Le fisc allait prélever une retenue de 30 % «sur l’ensemble des revenus de source américaine, tant d’une institution que d’une personne américaine ayant un compte dans la banque en question», explique Alain Orvoine, associé chez Deloitte, à Montréal.
La retenue d’impôt de 30 % prévue par la FATCA ne s’appliquera pas aux clients des institutions financières canadiennes. Celle-ci «ne pourra s’appliquer à une institution financière que si celle-ci ne respecte pas de manière importante et depuis une longue période ses obligations en vertu de l’accord», d’après le ministère des Finances.
Citoyen ou résident
Attention, souligne Shlomi Steve Levy, «ces exemptions ne libèrent pas les personnes américaines de leur obligation de faire leur déclaration d’impôt au fisc américain».
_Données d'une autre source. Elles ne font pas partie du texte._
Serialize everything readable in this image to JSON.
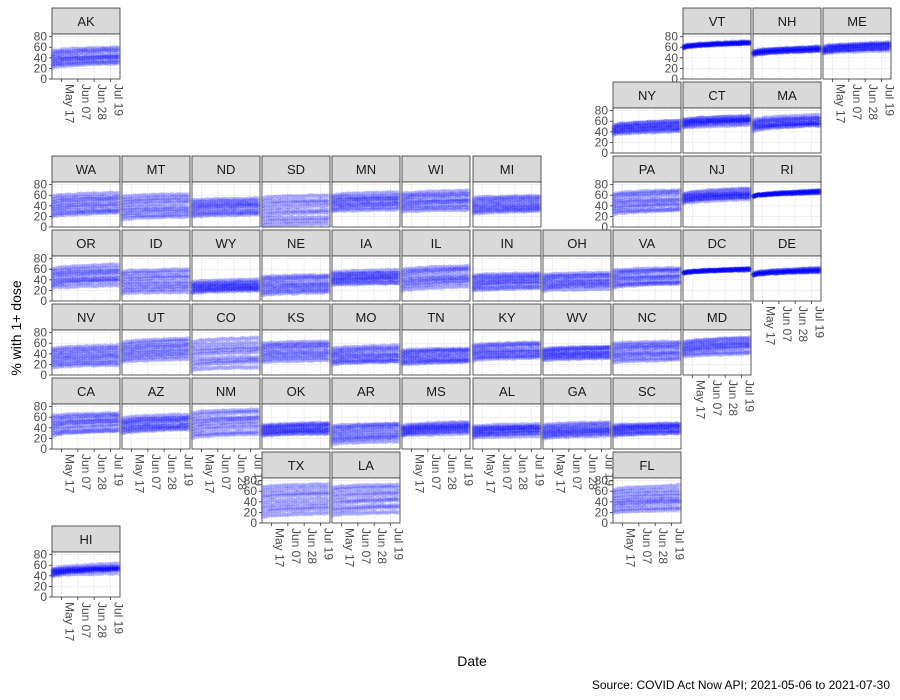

En effet, une personne américaine (tout individu né au États-Unis ou dont le statut l’oblige à faire une déclaration à l’IRS, par exemple le détenteur d’une carte verte) doit faire une déclaration de revenu au fisc américain, même si elle habite au Canada depuis 20 ans.
On évalue à plus d’un million les résidents du Canada considérés comme des contribuables américains aux yeux du fisc américain.
Cela tient à une disposition particulière des lois fiscales américaines, «basées sur la citoyenneté. Au Canada, elles sont basées sur la résidence», souligne Shlomi Steve Levy.
Révolution
La FATCA représente une petite révolution dans le monde financier où, jusqu’à la crise financière de 2007-08, le secret bancaire était chose presque sacrée. Au lendemain de la crise, le fisc américain, dans un différend qui l’opposait à la banque UBS, a eu raison du gouvernement suisse et du fameux secret bancaire de ce pays.
La FATCA s’inscrit dans la suite de cette confrontation. Le secret bancaire sera de plus en plus balisé, d’abord par la FATCA, mais aussi par plusieurs autres ententes entre les pays du G20 présentement dans le collimateur.
Par exemple, on s’est entendu pour faire de l’échange automatique de renseignements fiscaux la nouvelle norme mondiale selon un modèle international, échange qui devrait commencer d’ici la fin de 2015.